Through this journey something happened to me that I wasn’t prepared for. You know you will get homesick, that you will miss your family and friends, suffer from culture shock and at times be weighed down by loneliness. There will be tears because you can’t order gas or because you accidentally drove on the wrong side of the road, but I was never prepared for the overwhelming feelings of anger and resentment towards the one who made my adventures all possible. I’m probably the only women who has felt like this and it makes me feel like a terrible person, spoilt and ungrateful. What if I woke up when I was 80, looked back and felt like I’d wasted my life living someone else’s? I tried to remind myself that I was living my dream except I wasn’t entirely, there was a piece of it missing.  I’m proud of my husband and know everything I have is because of him, but I never wanted to be a kept woman.

I can only describe what I’ve gone through as losing my identity. I had no idea who I was anymore and the thought of having to reinvent myself again was exhausting. I had planned my life out and I didn’t for one-minute think that I would be defined by what my husband did. My friends were moving forward. They were being promoted and receiving awards for their work. They were successful. They were everything I wanted to be. I hadn’t realised how much value I placed on having a job and being able to financially contribute. It made me feel like an equal in my relationship. Now I just felt like a housemaid who did good deeds.

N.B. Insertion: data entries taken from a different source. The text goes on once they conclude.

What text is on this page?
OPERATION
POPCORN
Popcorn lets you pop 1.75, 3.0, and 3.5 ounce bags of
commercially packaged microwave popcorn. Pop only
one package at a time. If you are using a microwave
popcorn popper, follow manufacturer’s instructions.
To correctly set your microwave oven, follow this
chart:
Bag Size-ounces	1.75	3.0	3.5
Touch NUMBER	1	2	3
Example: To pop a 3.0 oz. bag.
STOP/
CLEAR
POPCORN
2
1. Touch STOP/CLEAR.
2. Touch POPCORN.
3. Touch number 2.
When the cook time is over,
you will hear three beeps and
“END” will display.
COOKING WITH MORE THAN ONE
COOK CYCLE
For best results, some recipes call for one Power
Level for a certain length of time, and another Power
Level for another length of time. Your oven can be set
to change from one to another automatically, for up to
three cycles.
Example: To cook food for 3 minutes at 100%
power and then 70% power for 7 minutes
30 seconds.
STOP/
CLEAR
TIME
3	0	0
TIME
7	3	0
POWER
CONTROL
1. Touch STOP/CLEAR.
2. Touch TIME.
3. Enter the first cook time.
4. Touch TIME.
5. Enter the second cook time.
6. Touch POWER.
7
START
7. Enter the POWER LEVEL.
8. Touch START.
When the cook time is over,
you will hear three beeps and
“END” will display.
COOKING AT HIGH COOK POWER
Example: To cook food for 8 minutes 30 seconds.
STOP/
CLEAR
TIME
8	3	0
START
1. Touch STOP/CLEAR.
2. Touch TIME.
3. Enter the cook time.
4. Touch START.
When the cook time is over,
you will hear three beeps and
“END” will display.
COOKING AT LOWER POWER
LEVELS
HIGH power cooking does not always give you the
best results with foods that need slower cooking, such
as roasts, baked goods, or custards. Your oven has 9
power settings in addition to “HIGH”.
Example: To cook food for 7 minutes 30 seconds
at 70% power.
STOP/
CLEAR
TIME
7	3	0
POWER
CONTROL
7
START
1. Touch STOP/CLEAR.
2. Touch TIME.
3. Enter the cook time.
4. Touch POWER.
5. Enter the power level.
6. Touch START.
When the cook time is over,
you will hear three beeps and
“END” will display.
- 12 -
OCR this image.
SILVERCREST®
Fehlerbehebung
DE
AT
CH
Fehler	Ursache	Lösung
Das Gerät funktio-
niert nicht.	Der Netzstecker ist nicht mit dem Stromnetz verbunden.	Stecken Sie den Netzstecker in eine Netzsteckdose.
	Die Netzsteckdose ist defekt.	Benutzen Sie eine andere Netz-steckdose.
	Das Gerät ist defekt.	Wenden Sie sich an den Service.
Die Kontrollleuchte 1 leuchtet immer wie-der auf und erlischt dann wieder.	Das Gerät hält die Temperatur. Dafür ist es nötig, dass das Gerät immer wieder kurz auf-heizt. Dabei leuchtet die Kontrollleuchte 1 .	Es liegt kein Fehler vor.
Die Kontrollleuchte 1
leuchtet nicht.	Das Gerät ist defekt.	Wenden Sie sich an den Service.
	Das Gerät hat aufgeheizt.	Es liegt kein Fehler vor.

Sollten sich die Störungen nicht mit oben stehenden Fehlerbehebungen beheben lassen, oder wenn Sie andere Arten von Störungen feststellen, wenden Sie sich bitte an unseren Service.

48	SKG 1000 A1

Through my struggle to find my place my husband told me that I could be and do anything I wanted. I hated him for saying it. How could he ever understand what I was going through? He was climbing the ladder while I’d fallen off the edge. Since coming to Oman I can see for the first time that I’ve been looking at my situation all wrong. It has taken me years to see what he had always seen. It didn’t matter if other people thought I was riding on his coat tails and living my life at his expense, because I wasn’t.  That chip on my shoulder and my feelings of inadequacy over a job title and monthly salary have held me back. I had the courage to leave my life behind but didn’t have the courage to see beyond my own self-pity. The truth is I have given up a lot, but I have gained so much more. If I get to 80 and look back and say ‘I wasted my life living someone else’s’ I only have myself to blame. Everything is right in front of me, I just have to have the courage to take it.